College Majors & ROI: How the Two Go Together

April 23, 2013 Category: College Tips

Most people would agree with the statement that college is a major investment. Students don’t have to be financial whizzes to understand why, either.

While it shouldn’t be all about the potential earnings future graduates could make, when it comes to a return on investment–also known as ROI–it is important to do research to find out which college majors have a high chance of resulting in careers that are employable, stable and profitable.

There is more to the relationship between college majors and return on investment than most people would typically think about and below are just a few factors that shed a bit of light on the matter.

Job Outlook

It goes without saying that a majority of students go into college with the hopes of securing a job after they’ve earned their degree. No one wants to put in the work, money and time to come up empty-handed in the job search. After all, graduation means not only the next phase in one’s life, but the process of paying back student loans and other existing debt…and that calls for generating some form of income.

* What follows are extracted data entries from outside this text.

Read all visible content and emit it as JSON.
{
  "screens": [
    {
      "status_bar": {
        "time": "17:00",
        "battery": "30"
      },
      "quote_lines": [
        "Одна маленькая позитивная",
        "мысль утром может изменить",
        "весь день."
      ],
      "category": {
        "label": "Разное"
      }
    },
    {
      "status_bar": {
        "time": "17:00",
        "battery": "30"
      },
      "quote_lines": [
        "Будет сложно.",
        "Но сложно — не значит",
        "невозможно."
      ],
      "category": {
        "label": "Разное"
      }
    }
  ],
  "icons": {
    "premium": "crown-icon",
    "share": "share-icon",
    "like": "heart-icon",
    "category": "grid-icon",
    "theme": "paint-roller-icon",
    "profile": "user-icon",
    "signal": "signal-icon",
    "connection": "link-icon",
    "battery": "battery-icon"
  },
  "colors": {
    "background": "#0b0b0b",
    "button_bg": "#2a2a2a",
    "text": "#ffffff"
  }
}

College Majors and ROIStudents will be wise to pick a college major that is not just employable now but by the time they end up entering the workforce years down the line. This means keeping an eye out on the hiring trends for various industries, as well as staying up to date on studies published by organizations/agencies like the Bureau of Labor Statistics.

Starting Salary vs. Long Term Earnings

It’s common for students to choose a college major that is known for producing the most well paying careers. While it is smart to take earning potential into consideration, the most effective way to get a strong ROI is to pick a major that results in job opportunities that provide room for growth when it comes to earning potential.

Career choices with decent starting salaries are good but those that come with higher median pay over the years are even better. Aside from looking at college majors that lead to employable jobs, students should also pay attention to wages and earning potential for the long term. There are a variety of websites that list detailed graphs, charts and reports for all types of job positions in all industries, including breakdowns of median salaries according to year.

Learning how to translate that data and applying it to potential college majors is a great way for students to have a better understanding of what to expect once they’re ready to hit the job market. Even a career choice that offers a lower starting salary but that is known for growth in earnings over time will provide a better return on investment rather than choosing a job that pays well in the beginning but doesn’t have room for advancement or increase in salary.

College majors that make the cut when it comes to ROI include but are not limited to: engineering, mathematics, computer science, economics and certain fields within social sciences.